Seit der erfolgreichen Qualifikation durch den 2. Platz bei den Deutschen Indiaca – Meisterschaften fieberten die Jungs dem 2. Worldcup, der in Nõo / Estland ausgetragen wurde, entgegen. In den verschiedenen Kategorien traten 21 Mannschaften an. Da den Jugendlichen aus Japan die weite Anreise zu kostenintensiv war, blieben die Europäer in Estland unter sich.
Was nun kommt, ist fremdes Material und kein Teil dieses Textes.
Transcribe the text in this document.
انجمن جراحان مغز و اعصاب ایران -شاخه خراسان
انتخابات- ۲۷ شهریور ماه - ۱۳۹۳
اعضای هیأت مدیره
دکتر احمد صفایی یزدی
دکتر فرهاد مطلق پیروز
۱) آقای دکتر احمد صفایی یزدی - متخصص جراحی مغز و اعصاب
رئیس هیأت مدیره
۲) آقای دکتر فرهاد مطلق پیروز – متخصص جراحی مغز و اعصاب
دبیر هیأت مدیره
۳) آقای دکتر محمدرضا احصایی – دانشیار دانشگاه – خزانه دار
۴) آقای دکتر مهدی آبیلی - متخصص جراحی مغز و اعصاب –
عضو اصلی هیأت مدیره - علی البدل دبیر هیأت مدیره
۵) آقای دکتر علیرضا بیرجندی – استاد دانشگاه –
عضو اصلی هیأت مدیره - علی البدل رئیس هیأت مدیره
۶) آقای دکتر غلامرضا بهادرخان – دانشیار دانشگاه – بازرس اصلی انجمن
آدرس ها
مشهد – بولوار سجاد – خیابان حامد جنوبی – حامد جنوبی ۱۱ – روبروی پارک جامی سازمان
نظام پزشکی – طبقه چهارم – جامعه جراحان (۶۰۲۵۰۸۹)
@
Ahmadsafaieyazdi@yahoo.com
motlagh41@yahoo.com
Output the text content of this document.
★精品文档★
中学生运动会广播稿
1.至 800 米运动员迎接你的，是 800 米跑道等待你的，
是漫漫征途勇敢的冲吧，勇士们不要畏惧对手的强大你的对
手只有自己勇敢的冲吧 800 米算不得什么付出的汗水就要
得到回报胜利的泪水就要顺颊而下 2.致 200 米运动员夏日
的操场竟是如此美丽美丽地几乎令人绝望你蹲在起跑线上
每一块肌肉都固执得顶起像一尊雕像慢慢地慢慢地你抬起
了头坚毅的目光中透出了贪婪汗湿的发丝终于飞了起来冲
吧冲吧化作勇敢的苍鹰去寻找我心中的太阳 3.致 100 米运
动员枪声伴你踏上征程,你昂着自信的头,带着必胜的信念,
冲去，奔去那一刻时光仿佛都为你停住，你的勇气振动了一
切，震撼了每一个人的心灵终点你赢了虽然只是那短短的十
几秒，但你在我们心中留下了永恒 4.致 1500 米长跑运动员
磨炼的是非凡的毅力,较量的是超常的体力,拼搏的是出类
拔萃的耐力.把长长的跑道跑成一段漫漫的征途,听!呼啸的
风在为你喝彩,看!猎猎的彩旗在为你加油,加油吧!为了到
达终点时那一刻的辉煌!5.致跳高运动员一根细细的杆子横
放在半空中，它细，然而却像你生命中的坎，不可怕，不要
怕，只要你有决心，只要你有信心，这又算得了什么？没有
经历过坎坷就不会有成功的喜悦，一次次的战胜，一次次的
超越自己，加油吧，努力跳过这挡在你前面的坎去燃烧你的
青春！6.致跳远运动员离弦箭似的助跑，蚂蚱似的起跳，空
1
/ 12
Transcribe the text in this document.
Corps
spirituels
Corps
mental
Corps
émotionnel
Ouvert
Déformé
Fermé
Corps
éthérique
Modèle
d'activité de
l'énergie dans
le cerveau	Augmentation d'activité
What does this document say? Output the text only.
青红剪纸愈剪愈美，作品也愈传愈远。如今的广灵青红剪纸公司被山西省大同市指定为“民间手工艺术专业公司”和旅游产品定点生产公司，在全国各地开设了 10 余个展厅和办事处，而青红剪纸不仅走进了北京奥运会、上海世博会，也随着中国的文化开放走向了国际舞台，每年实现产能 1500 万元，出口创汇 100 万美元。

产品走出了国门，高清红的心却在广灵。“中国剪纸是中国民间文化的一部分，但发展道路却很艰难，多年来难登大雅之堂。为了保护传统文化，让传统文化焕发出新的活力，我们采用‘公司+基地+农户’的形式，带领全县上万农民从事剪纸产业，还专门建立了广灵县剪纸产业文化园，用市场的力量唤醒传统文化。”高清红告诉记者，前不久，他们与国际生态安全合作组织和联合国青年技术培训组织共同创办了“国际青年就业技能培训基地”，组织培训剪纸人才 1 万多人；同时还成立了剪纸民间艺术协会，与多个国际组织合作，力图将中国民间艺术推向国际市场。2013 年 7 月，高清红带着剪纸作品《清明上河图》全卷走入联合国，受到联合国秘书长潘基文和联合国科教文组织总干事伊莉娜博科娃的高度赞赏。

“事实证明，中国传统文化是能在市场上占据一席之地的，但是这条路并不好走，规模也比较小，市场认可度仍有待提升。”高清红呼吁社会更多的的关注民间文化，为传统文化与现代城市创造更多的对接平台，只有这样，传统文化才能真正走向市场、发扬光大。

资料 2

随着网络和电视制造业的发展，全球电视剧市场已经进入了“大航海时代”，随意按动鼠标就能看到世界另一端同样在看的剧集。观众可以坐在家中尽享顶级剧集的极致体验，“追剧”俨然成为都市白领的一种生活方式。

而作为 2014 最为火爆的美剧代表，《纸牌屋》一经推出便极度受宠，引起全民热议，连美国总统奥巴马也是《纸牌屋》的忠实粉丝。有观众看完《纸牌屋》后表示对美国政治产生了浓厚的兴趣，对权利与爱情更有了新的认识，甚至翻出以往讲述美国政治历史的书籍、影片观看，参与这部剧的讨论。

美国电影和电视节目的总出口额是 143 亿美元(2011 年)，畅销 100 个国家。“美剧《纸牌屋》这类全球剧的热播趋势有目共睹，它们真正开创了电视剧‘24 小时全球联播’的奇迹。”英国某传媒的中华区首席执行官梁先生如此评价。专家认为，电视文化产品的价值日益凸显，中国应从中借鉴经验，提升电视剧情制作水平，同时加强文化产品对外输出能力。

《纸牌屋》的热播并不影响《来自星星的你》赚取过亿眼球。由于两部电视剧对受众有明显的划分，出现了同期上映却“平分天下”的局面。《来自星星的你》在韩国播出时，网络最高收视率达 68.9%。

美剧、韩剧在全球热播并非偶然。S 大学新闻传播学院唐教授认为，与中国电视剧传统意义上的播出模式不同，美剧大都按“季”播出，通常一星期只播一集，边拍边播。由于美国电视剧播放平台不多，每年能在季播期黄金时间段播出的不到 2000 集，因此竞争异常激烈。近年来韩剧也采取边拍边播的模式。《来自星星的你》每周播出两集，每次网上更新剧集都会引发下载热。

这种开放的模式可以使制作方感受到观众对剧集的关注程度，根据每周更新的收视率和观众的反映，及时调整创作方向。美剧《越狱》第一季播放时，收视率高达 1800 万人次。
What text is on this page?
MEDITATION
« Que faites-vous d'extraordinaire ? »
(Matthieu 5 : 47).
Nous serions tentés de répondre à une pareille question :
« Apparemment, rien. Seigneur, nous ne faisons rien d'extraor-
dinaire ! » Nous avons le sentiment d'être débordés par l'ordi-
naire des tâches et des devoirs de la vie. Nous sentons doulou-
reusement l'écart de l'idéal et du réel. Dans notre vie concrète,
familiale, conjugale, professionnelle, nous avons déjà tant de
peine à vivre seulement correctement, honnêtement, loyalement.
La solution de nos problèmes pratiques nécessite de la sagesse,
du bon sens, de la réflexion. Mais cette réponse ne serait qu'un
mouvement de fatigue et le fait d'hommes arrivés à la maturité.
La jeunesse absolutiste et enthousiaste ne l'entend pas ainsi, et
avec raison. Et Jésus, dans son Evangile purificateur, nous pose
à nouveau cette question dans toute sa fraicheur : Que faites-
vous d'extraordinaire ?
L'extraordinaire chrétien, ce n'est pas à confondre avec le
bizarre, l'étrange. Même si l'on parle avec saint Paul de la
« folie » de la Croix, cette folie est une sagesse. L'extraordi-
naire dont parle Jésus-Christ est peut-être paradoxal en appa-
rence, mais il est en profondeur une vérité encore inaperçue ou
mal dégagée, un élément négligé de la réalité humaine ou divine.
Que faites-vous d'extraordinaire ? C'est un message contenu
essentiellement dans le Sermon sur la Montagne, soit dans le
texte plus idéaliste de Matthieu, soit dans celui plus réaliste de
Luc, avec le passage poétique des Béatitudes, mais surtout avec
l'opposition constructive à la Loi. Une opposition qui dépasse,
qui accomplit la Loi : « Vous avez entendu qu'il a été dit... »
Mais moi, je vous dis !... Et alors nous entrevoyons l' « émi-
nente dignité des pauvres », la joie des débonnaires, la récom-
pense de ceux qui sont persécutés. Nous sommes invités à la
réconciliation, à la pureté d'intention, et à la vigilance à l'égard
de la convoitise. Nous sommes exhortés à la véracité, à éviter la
Mit dem Flieger in Tallinn angekommen, wurden die restlichen 215 km nach Nõo mit dem Bus zurückgelegt. Das internationale Flair sorgte bereits bei Ankunft im Schulquartier für eine unbeschreibliche Atmosphäre. Die Organisation der estnischen Gastgeber tat ihr Übriges, um in knapp einer Woche die Jugendlichen wie eine große Familie zusammen wachsen zu lassen.
Blieb nach der Eröffnungszeremonie noch Zeit, die moderne Universitätsstadt Tartu mit ihrem historischen Stadtkern zu besuchen, stieg mit Beginn der Spiele die Anspannung der Akteure.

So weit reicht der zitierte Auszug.